More than two thirds of non-metastatic PDAC patients never proceeded to surgical resection, with only 31% undergoing pancreatectomy. There is no state-level data on whether these patients had resectable, borderline-resectable or locally advanced (non-metastatic) disease. Clearly patients with locally advanced/unresectable disease should not proceed to surgery, whereas the only hope for cure of those with resectable disease is complete resection (followed by systemic therapy). Borderline-resectable disease should be treated with neoadjuvant systemic therapy followed by surgery. During this time period, only 1.5% of non-metastatic patients were treated with neoadjuvant chemotherapy or chemo-radiation who proceeded to resection. Future classification of non-metastatic patients as one of these 3 categories is critical to understand how patients are treated, and to enable variations and deficiencies in care to be identified. Discussion of systemic therapy options using this terminology should be undertaken in dedicated multidisciplinary meetings to optimise treatment for patients with all forms of PDAC.

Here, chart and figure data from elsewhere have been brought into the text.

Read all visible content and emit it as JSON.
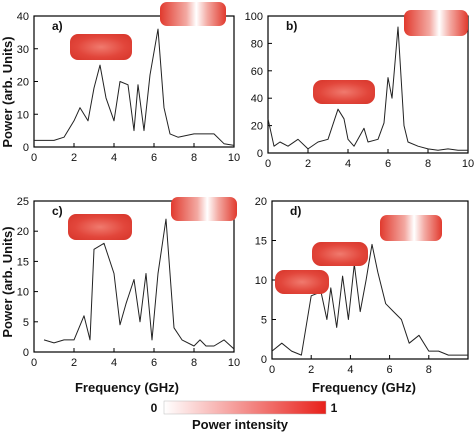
{
  "colors": {
    "series": "#222222",
    "hot": "#e8352a",
    "cold": "#ffffff",
    "frame": "#000000"
  },
  "axis_titles": {
    "ylabel": "Power (arb. Units)",
    "xlabel_c": "Frequency (GHz)",
    "xlabel_d": "Frequency (GHz)"
  },
  "colorbar": {
    "min_label": "0",
    "max_label": "1",
    "title": "Power intensity",
    "range": [
      0,
      1
    ]
  },
  "chart_data": [
    {
      "id": "a",
      "type": "line",
      "panel_label": "a)",
      "xlim": [
        0,
        10
      ],
      "ylim": [
        0,
        40
      ],
      "xticks": [
        "0",
        "2",
        "4",
        "6",
        "8",
        "10"
      ],
      "yticks": [
        "0",
        "10",
        "20",
        "30",
        "40"
      ],
      "x": [
        0,
        1,
        1.5,
        2,
        2.3,
        2.7,
        3,
        3.3,
        3.6,
        4,
        4.3,
        4.7,
        5,
        5.2,
        5.5,
        5.8,
        6.2,
        6.5,
        6.8,
        7.2,
        8,
        9,
        9.5,
        10
      ],
      "y": [
        2,
        2,
        3,
        8,
        12,
        8,
        18,
        25,
        15,
        8,
        20,
        19,
        5,
        19,
        5,
        22,
        36,
        12,
        4,
        3,
        4,
        4,
        1,
        0.5
      ]
    },
    {
      "id": "b",
      "type": "line",
      "panel_label": "b)",
      "xlim": [
        0,
        10
      ],
      "ylim": [
        0,
        100
      ],
      "xticks": [
        "0",
        "2",
        "4",
        "6",
        "8",
        "10"
      ],
      "yticks": [
        "0",
        "20",
        "40",
        "60",
        "80",
        "100"
      ],
      "x": [
        0,
        0.3,
        0.6,
        1,
        1.5,
        2,
        2.5,
        3,
        3.5,
        3.8,
        4,
        4.3,
        4.8,
        5,
        5.5,
        5.8,
        6,
        6.2,
        6.5,
        6.8,
        7,
        7.5,
        8,
        8.5,
        9,
        9.5,
        10
      ],
      "y": [
        25,
        5,
        8,
        5,
        10,
        3,
        8,
        10,
        32,
        25,
        10,
        5,
        18,
        8,
        10,
        22,
        55,
        40,
        92,
        20,
        8,
        5,
        3,
        2,
        3,
        2,
        2
      ]
    },
    {
      "id": "c",
      "type": "line",
      "panel_label": "c)",
      "xlim": [
        0,
        10
      ],
      "ylim": [
        0,
        25
      ],
      "xticks": [
        "0",
        "2",
        "4",
        "6",
        "8",
        "10"
      ],
      "yticks": [
        "0",
        "5",
        "10",
        "15",
        "20",
        "25"
      ],
      "x": [
        0.5,
        1,
        1.5,
        2,
        2.5,
        2.8,
        3,
        3.5,
        4,
        4.3,
        4.6,
        5,
        5.3,
        5.6,
        5.9,
        6.2,
        6.6,
        7,
        7.4,
        8,
        8.3,
        8.6,
        9,
        9.5,
        10
      ],
      "y": [
        2,
        1.5,
        2,
        2,
        6,
        2,
        17,
        18,
        13,
        4.5,
        8,
        12,
        5,
        13,
        2,
        13,
        22,
        4,
        2,
        1,
        2,
        1,
        1,
        2,
        0.5
      ]
    },
    {
      "id": "d",
      "type": "line",
      "panel_label": "d)",
      "xlim": [
        0,
        10
      ],
      "ylim": [
        0,
        20
      ],
      "xticks": [
        "0",
        "2",
        "4",
        "6",
        "8"
      ],
      "yticks": [
        "0",
        "5",
        "10",
        "15",
        "20"
      ],
      "x": [
        0,
        0.5,
        1,
        1.5,
        2,
        2.5,
        2.8,
        3,
        3.3,
        3.6,
        3.9,
        4.2,
        4.5,
        4.8,
        5.1,
        5.4,
        5.8,
        6.2,
        6.6,
        7,
        7.5,
        8,
        8.5,
        9,
        9.5,
        10
      ],
      "y": [
        1,
        2,
        1,
        0.5,
        8,
        8.5,
        5,
        9,
        4,
        10.5,
        5,
        12,
        6,
        10,
        14.5,
        11,
        7,
        6,
        5,
        2,
        3,
        1,
        1,
        0.5,
        0.5,
        0.5
      ]
    }
  ]
}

Of those patients undergoing intended curative resection, 77% proceeded to adjuvant chemotherapy or chemo-radiation. This means that nearly one quarter of patients who underwent surgery with curative intent never received intravenous systemic therapy in this time period. As a systemic disease in virtually all patients, treatment with systemic therapy should be at the forefront of management of PDAC and measures to improve this figure should be sought.
Treatment for patients with metastatic disease at diagnosis was more limited. 51% of metastatic PDAC patients did not receive any active anti-tumour therapy, of whom 96% died within one year of diagnosis. End-of-life care remains a priority as one-year survival rates of 31% reflect the sobering reality that most patients with PDAC still die soon after diagnosis and early involvement of palliative care physicians is another important goal at which to aim.